Apprenez les réflexes simples

  • prévenir quelqu’un de votre itinéraire ;
  • noter une heure de retour ;
  • partir assez tôt ;
  • renoncer sans ego ;
  • faire demi-tour avant d’être en difficulté ;
  • ne pas suivre aveuglément les autres ;
  • ne pas confondre sentier fréquenté et sentier sans danger.

La vraie culture montagne : humilité, autonomie, respect

Les valeurs historiques de la randonnée et du trail ne sont pas ringardes. Au contraire, elles sont d’une modernité absolue.

Ce que j’essaie toujours de transmettre

  • l’humilité : un sommet ne se “domine” pas ;
  • l’effort : on gagne une sortie avec de la préparation ;
  • l’autonomie : on ne dépend pas totalement d’un secours hypothétique ;
  • le respect du milieu : quotas, refuges, eau, bivouac, sentiers ;
  • le discernement : savoir dire non est une compétence.

📌 Bon à savoir
L’augmentation de la fréquentation oblige de plus en plus de sites à réguler l’accès, imposer des réservations ou encadrer le bivouac. Ce n’est pas une lubie administrative : c’est souvent une réponse directe à la saturation et aux comportements inadaptés.

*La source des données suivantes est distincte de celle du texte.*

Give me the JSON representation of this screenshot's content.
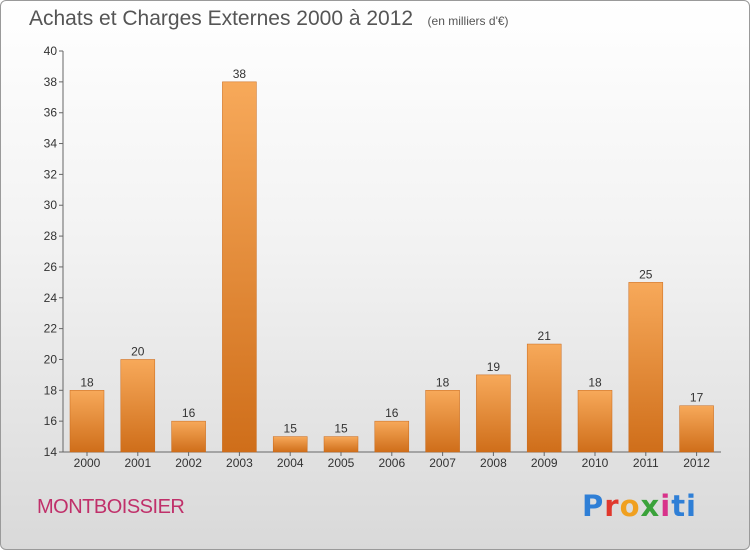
{
  "header": {
    "title": "Achats et Charges Externes 2000 à 2012",
    "subtitle": "(en milliers d'€)"
  },
  "footer": {
    "commune": "MONTBOISSIER",
    "brand": [
      "P",
      "r",
      "o",
      "x",
      "i",
      "ti"
    ]
  },
  "colors": {
    "bar_light": "#f7a95a",
    "bar_dark": "#cf6e1a",
    "axis": "#666666",
    "commune_text": "#c0306a"
  },
  "chart_data": {
    "type": "bar",
    "title": "Achats et Charges Externes 2000 à 2012",
    "subtitle": "(en milliers d'€)",
    "categories": [
      "2000",
      "2001",
      "2002",
      "2003",
      "2004",
      "2005",
      "2006",
      "2007",
      "2008",
      "2009",
      "2010",
      "2011",
      "2012"
    ],
    "values": [
      18,
      20,
      16,
      38,
      15,
      15,
      16,
      18,
      19,
      21,
      18,
      25,
      17
    ],
    "yticks": [
      14,
      16,
      18,
      20,
      22,
      24,
      26,
      28,
      30,
      32,
      34,
      36,
      38,
      40
    ],
    "ylim": [
      14,
      40
    ],
    "xlabel": "",
    "ylabel": "",
    "grid": false,
    "legend": "none"
  }
}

Peut-on aimer l’esthétique outdoor sans trahir l’esprit de la montagne ?

Oui, évidemment. On peut aimer filmer ses sorties, soigner ses photos, partager son style, rendre l’outdoor plus accueillant et plus divers. Je trouve même cela positif quand ça donne envie à de nouveaux publics de venir dehors.

Mais il y a une responsabilité avec la visibilité.

Si vous créez du contenu montagne, montrez aussi :

  • les préparatifs ;
  • les doutes ;
  • les renoncements ;
  • le matériel utile ;
  • les erreurs corrigées ;
  • la difficulté réelle ;
  • les règles du terrain ;
  • l’après, quand tout ne s’est pas passé comme prévu.

C’est moins fantasmatique.
Mais c’est infiniment plus utile.

La montagne n’a pas besoin d’être désenchantée. Elle a besoin d’être racontée honnêtement.

À mes yeux, le vrai luxe en outdoor n’est pas de paraître aventurier. C’est de revenir entier, d’apprendre sortie après sortie, et de garder assez de lucidité pour ne jamais confondre un sentier sauvage avec un plateau de tournage.